If $a = p$ then we have $$\lim_{x\rightarrow\infty}\frac{(b-q)x+c-r}{(\sqrt{ax^{2}+bx + c} + \sqrt{px^{2}+qx+r})}$$

From here there is the usual method of factoring out the greatest power of $x$ to obtain

$$\lim_{x\rightarrow\infty}\frac{(b-q)+\frac{c-r}{x}}{(\sqrt{a+\frac{b}{x} + \frac{c}{x^{2}}} + \sqrt{p+\frac{q}{x}+\frac{r}{x^{2}}})}$$

which yields $$\frac{b-q}{2\sqrt{a}}$$ since $a = p$.

In your case, $a = p = 3$, $b = 8$, $q = 3$ and so you have that the limit is $$\frac{5}{2\sqrt{3}} = \frac{5\sqrt{3}}{6}$$

Answer 3

Just to show you another way to do it $$A= \sqrt{( 3x^2 + 8x + 6)}-\sqrt{( 3x^2+3x+4)}=x \sqrt 3\left(\sqrt{1+\frac 8{3x}+\frac 2{x^2}}-\sqrt{1+\frac 1{x}+\frac 4{3x^2}} \right)$$ Now, use Taylor which, for small $y$, is $$\sqrt{1+y}=1+\frac{y}{2}-\frac{y^2}{8}+O\left(y^3\right)$$ In the first radical, replace $y$ by $(\frac 8{3x}+\frac 2{x^2})$ and in the second radical, replace $y$ by $(\frac 1{x}+\frac 4{3x^2})$.

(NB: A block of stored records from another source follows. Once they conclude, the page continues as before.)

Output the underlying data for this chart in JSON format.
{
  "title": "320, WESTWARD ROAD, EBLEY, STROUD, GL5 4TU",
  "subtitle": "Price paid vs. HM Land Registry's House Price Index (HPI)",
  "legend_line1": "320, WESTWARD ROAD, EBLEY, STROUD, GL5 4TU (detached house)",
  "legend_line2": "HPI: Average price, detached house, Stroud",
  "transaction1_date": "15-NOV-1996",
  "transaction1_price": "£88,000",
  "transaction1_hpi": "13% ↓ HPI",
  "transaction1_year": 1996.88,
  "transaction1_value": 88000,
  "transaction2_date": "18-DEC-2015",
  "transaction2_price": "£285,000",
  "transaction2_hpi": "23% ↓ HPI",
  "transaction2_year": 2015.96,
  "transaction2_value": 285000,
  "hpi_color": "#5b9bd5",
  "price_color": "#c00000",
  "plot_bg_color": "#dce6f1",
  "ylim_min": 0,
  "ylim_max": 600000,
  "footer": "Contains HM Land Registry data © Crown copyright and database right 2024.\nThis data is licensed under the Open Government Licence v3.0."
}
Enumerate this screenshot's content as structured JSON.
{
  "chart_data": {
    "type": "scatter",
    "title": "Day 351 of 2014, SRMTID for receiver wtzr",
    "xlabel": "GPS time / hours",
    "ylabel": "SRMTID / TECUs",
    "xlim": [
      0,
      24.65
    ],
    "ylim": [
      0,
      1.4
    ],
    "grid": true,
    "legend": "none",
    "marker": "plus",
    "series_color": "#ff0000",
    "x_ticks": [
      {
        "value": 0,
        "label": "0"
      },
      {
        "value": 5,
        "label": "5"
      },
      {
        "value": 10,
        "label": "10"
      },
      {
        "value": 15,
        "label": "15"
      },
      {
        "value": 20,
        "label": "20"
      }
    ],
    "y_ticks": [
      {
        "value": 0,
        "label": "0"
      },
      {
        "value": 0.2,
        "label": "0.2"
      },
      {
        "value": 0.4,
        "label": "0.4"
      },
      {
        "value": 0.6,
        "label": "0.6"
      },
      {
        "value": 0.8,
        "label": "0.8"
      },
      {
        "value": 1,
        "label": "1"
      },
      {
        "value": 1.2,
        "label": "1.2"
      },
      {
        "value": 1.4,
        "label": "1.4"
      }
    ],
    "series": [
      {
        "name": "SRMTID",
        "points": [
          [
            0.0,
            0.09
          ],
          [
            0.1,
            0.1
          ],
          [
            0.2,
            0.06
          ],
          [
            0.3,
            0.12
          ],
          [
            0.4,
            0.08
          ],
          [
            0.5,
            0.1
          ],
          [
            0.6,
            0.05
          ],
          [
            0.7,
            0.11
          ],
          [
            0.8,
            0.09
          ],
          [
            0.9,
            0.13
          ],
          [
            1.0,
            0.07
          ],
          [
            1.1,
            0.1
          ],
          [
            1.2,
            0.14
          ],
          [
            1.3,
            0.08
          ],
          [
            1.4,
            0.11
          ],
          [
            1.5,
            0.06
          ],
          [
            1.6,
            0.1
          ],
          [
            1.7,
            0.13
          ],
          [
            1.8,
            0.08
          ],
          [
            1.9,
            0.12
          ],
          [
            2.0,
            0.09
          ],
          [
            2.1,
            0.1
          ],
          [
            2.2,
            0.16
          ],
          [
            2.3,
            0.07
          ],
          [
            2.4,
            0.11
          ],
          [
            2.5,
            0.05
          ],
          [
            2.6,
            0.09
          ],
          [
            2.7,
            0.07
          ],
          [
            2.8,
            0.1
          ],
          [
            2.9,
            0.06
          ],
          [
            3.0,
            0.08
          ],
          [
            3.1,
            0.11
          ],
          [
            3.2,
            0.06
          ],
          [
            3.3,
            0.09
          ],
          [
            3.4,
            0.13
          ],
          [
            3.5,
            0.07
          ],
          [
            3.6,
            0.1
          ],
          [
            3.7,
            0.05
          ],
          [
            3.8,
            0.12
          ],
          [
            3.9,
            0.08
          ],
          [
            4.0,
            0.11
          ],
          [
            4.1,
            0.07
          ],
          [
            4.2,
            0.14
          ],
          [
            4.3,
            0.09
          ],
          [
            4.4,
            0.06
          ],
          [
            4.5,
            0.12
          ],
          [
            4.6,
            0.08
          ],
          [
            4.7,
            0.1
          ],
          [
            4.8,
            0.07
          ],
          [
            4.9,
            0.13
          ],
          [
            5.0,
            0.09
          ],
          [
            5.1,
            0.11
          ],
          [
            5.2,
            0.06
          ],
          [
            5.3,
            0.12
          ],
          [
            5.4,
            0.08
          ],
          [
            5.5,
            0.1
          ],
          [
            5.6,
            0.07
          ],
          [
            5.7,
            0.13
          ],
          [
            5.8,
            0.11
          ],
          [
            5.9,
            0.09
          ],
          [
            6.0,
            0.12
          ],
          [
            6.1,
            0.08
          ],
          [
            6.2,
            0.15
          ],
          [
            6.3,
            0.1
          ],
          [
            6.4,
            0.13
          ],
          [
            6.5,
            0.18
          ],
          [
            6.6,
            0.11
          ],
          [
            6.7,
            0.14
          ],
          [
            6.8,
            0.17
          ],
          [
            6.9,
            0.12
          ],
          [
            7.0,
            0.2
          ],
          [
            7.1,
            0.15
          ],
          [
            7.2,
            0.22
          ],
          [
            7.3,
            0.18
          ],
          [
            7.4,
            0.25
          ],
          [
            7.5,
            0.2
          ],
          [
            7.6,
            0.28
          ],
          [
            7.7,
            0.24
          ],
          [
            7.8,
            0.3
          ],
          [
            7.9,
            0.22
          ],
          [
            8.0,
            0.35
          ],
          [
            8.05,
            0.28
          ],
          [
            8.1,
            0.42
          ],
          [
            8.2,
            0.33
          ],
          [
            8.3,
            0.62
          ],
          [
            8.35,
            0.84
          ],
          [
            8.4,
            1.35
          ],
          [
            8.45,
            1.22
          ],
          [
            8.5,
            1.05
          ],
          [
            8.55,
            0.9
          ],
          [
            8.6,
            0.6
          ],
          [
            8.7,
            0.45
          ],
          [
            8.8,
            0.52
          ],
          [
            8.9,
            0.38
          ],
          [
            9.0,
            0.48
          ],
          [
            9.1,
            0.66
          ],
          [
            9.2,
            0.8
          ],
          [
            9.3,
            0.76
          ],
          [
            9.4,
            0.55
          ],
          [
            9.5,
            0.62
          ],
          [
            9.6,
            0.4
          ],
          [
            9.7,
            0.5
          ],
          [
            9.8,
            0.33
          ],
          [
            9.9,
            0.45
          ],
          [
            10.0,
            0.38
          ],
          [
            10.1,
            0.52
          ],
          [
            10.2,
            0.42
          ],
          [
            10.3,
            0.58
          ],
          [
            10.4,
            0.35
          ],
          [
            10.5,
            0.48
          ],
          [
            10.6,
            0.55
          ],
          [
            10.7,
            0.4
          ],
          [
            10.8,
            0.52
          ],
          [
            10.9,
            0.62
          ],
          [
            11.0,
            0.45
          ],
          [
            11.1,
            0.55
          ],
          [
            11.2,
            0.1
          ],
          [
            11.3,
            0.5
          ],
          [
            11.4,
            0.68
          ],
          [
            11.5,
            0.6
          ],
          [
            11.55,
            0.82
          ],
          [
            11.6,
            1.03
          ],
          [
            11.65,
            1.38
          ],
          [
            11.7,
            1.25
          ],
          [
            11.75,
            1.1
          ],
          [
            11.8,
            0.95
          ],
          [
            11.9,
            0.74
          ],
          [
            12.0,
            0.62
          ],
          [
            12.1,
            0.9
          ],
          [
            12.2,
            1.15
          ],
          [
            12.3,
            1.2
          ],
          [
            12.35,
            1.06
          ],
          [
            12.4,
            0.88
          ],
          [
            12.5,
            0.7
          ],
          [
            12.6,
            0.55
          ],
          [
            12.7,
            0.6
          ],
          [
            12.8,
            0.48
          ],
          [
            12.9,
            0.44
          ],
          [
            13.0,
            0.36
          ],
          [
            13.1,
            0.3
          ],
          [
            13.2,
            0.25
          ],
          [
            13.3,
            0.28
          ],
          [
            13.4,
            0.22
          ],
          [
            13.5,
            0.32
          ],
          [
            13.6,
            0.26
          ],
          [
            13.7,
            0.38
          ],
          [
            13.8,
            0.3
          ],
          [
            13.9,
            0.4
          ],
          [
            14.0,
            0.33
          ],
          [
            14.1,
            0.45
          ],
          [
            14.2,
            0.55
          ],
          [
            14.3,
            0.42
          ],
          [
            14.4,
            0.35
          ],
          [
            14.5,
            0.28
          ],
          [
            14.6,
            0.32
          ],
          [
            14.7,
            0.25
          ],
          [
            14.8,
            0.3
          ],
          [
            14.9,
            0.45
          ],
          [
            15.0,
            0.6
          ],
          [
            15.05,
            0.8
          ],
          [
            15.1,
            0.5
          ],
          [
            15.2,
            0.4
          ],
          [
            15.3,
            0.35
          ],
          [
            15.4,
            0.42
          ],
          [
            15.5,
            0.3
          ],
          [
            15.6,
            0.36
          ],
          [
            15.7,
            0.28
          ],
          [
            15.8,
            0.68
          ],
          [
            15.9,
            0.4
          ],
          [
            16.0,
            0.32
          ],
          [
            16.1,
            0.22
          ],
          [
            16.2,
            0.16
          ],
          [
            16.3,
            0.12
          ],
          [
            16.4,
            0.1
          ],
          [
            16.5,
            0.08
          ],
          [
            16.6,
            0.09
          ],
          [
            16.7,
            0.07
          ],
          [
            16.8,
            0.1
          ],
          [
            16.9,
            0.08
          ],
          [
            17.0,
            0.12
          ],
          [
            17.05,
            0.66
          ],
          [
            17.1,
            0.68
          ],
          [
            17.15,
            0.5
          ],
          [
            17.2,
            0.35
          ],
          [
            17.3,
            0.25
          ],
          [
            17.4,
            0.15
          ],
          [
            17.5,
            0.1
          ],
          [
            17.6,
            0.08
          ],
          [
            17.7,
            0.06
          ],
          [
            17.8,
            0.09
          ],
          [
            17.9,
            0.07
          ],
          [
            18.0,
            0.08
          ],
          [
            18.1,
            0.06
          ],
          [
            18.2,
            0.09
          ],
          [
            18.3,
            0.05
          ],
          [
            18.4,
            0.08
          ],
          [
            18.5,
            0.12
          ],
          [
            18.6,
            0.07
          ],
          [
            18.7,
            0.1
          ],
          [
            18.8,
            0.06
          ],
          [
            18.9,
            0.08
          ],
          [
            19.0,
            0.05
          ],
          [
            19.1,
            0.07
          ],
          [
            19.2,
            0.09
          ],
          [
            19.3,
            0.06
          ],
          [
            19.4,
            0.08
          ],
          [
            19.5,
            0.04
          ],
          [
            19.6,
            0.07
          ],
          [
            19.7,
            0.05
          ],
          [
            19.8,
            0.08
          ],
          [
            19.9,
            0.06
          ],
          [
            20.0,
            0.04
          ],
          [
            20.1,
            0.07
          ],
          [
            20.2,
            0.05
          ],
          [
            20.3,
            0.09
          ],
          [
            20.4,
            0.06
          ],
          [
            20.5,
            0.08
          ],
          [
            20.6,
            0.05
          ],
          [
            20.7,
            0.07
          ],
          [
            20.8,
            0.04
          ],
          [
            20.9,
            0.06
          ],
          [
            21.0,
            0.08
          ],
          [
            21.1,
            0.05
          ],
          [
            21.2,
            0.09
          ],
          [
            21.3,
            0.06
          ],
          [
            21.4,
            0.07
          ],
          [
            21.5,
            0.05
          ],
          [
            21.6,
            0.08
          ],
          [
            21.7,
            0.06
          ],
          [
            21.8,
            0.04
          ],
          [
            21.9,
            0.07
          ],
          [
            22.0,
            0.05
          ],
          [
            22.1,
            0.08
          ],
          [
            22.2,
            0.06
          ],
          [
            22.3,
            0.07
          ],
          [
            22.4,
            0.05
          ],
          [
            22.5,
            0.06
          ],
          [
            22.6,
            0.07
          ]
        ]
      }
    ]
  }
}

Limiting to $O\left(\frac{1}{x^3}\right)$, you will then have $$A=x \sqrt 3\left( 1+\frac{4}{3 x}+\frac{1}{9 x^2}-\frac{4}{27 x^3}+O\left(\frac{1}{x^3}\right)-1-\frac{1}{2 x}-\frac{13}{24 x^2}+O\left(\frac{1}{x^3}\right)\right)$$ $$A=\frac{5}{2 \sqrt{3}}-\frac{31}{24 \sqrt{3} x}+O\left(\frac{1}{x^2}\right)$$ which not only shows the limit but also how it is approached.